Many construction contracts – especially large ones – require the general contractor to obtain a performance bond. A performance bond assures the obligee (the owner) that it will be protected if the principal (the G.C.) fails to perform the bonded contract. The amount of protection can be as much as the “penal sum” of the bond, which is the maximum amount set forth in the bond that the surety will have to pay if the principal defaults. Typically, the penal sum of the bond is the same as the amount of the contract between the G.G. and owner.

So a performance bond is NOT an insurance policy. With insurance, the (A) policyholder pays premiums to the (B) insurance company, which will pay the policyholder if there is claim covered by the policy. It is a two party arrangement. However, with a performance bond, the (A) G.C. (principal) pays a one-time premium to the (B) surety, which will pay for certain work if there is default by the GC, thereby protecting the (C) obligee (owner). This is a three party arrangement.

The surety’s liability under the performance bond may arise in two ways. First (and most often), the owner declares that the principal is in default under the terms of the construction contract. Second, the principal can declare itself in default of the contract. (More on this second point in another post.)

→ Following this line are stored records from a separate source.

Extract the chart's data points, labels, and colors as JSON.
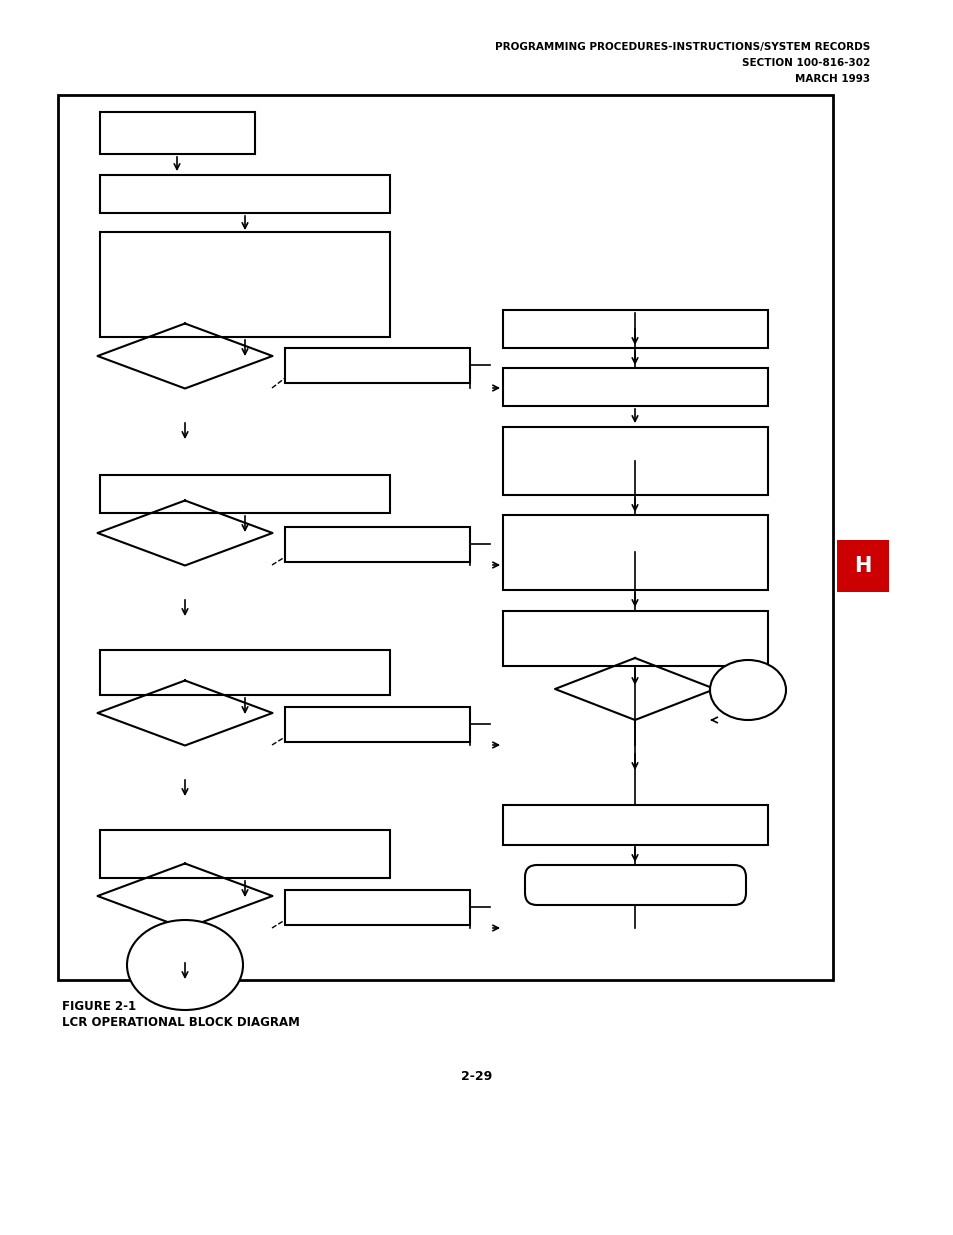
{
  "title_line1": "PROGRAMMING PROCEDURES-INSTRUCTIONS/SYSTEM RECORDS",
  "title_line2": "SECTION 100-816-302",
  "title_line3": "MARCH 1993",
  "figure_label": "FIGURE 2-1",
  "figure_title": "LCR OPERATIONAL BLOCK DIAGRAM",
  "page_number": "2-29",
  "h_label": "H",
  "bg_color": "#ffffff",
  "box_color": "#000000",
  "border_color": "#000000",
  "h_color": "#CC0000"
}
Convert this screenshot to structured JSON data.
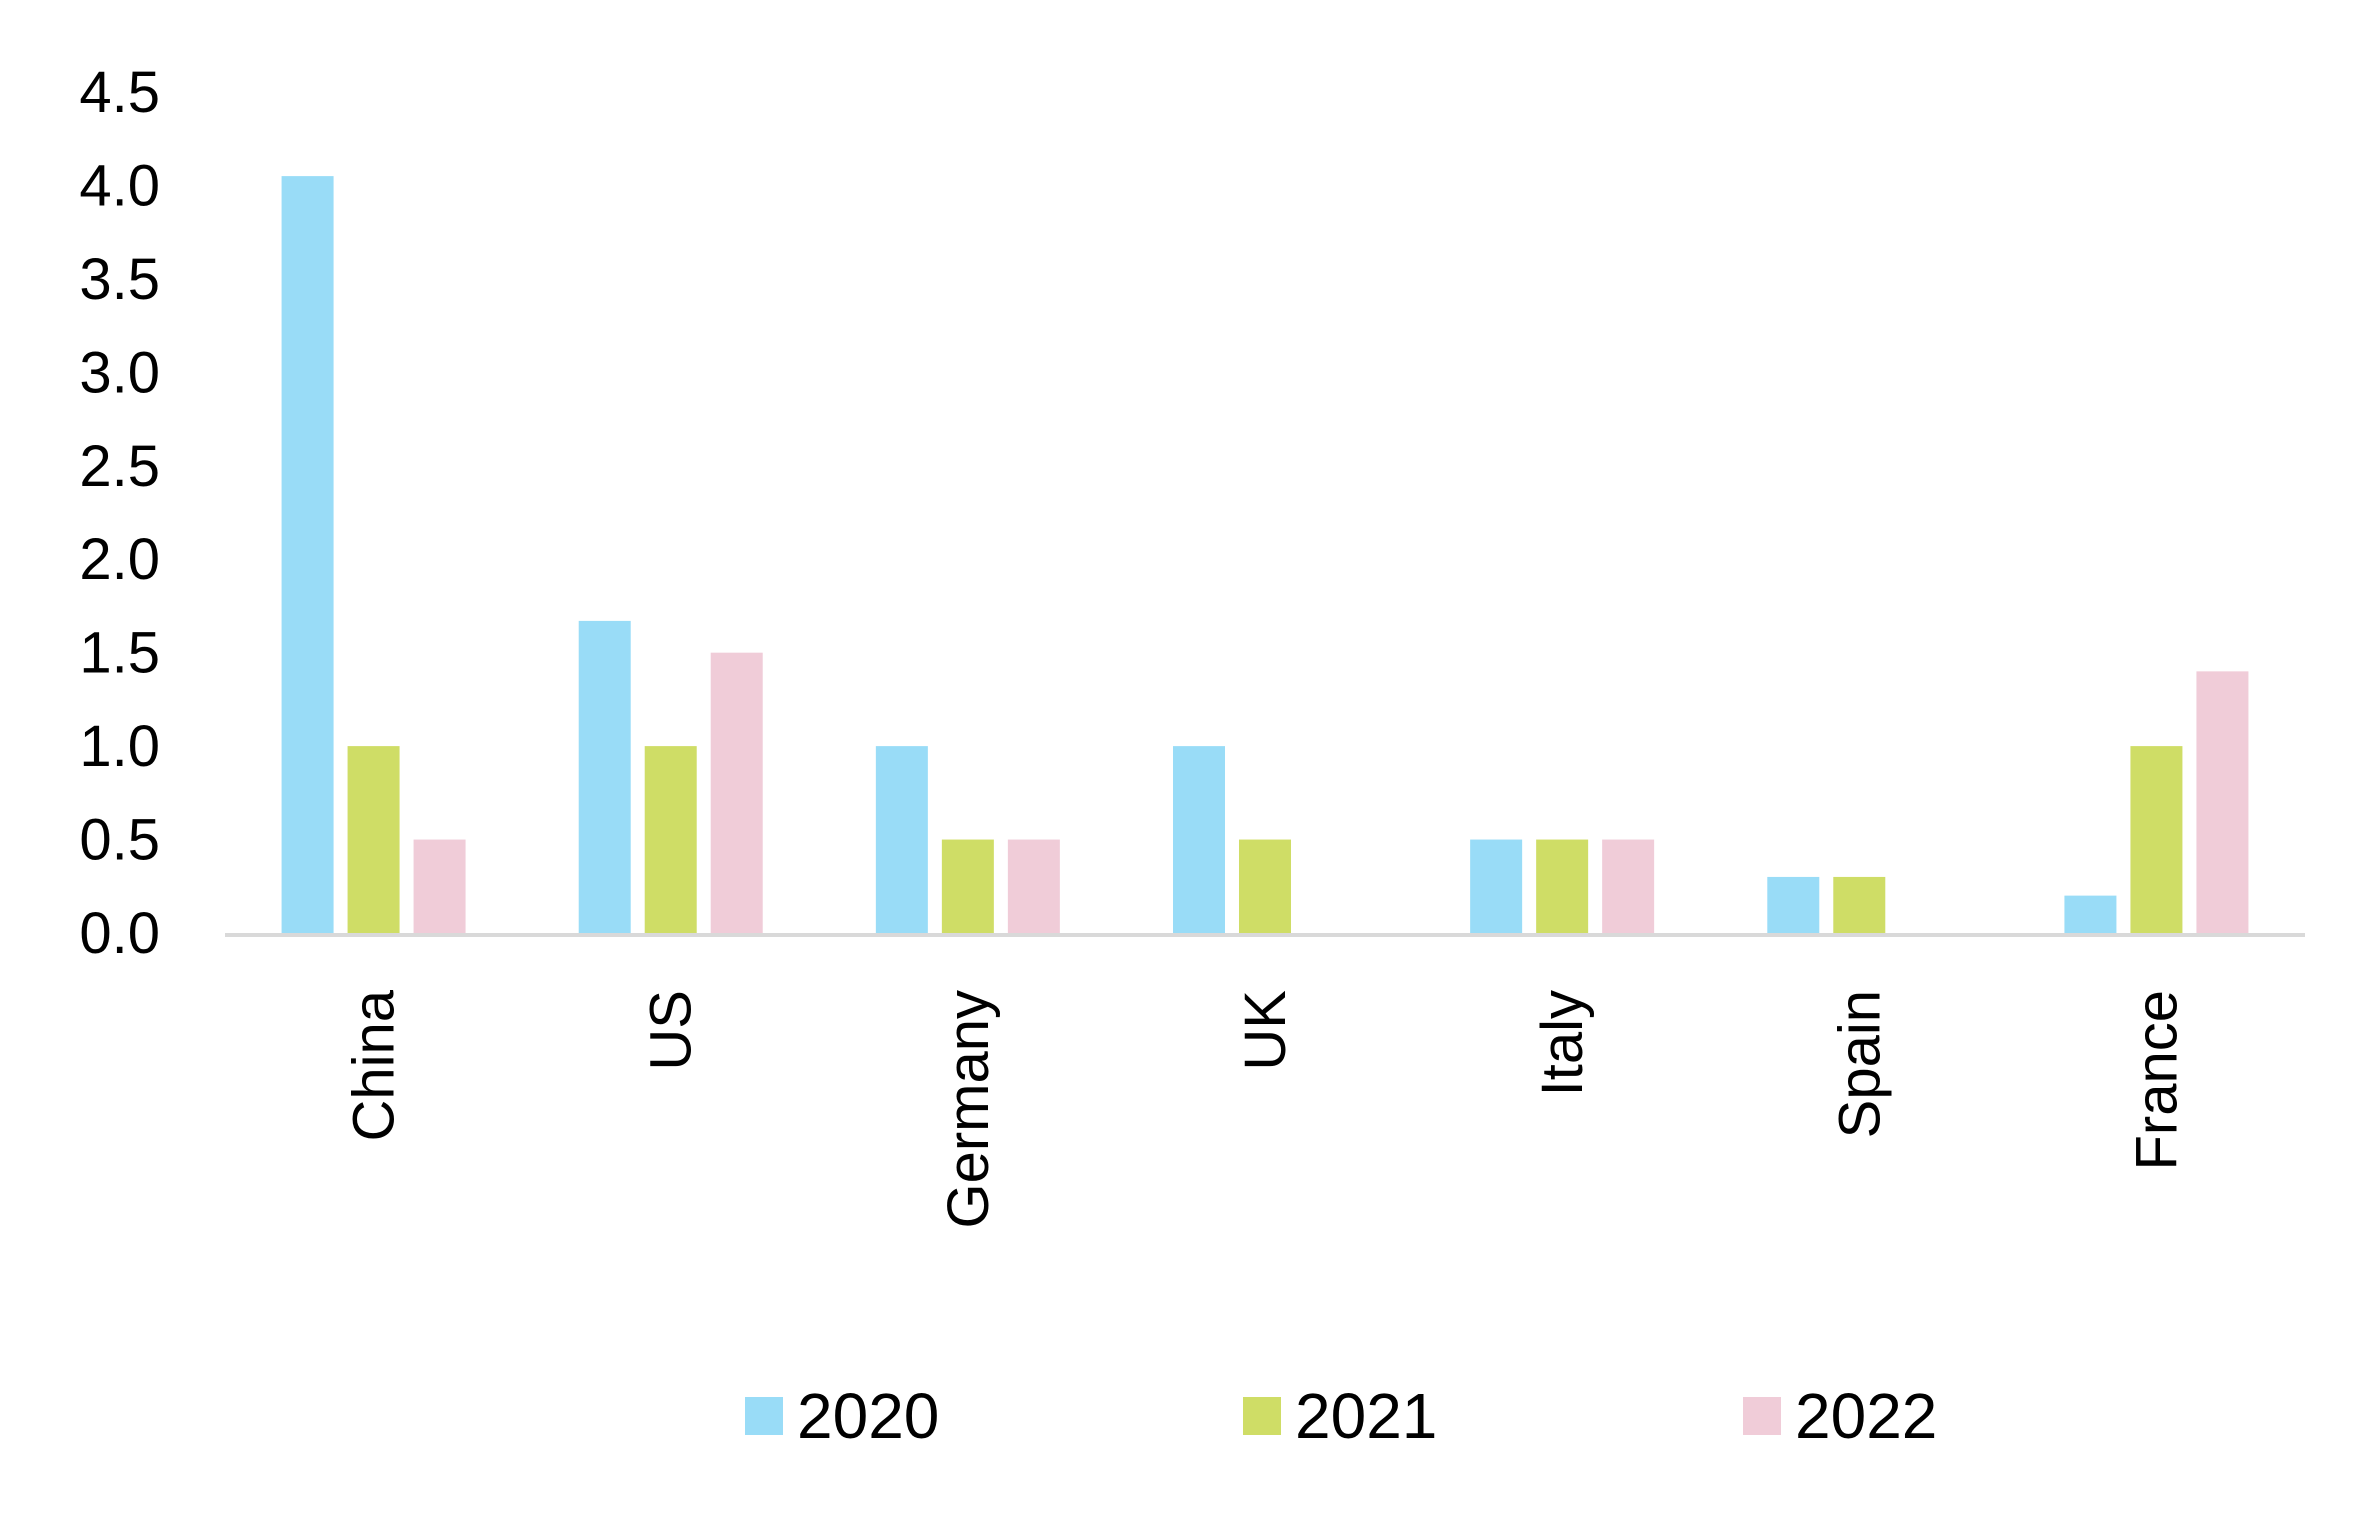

Quite often, owners incorrectly believe that once a contractor defaults, all the owner must do is notify the surety, and the surety will then complete the project. However, the performance bond does not require the surety to ensure that the project is completed. Instead, the performance bond only requires that the penal sum of the bond be made available to pay the cost to complete that portion of the project the cost of which exceeds the remaining contract balance being held by the owner. For example, on a $1,000,000 project, with a performance bond for $1,000,000, if the G.C. defaults after the owner has paid it $700,000, and the cost to complete the project is $450,000, the surety is only responsible for paying $150,000.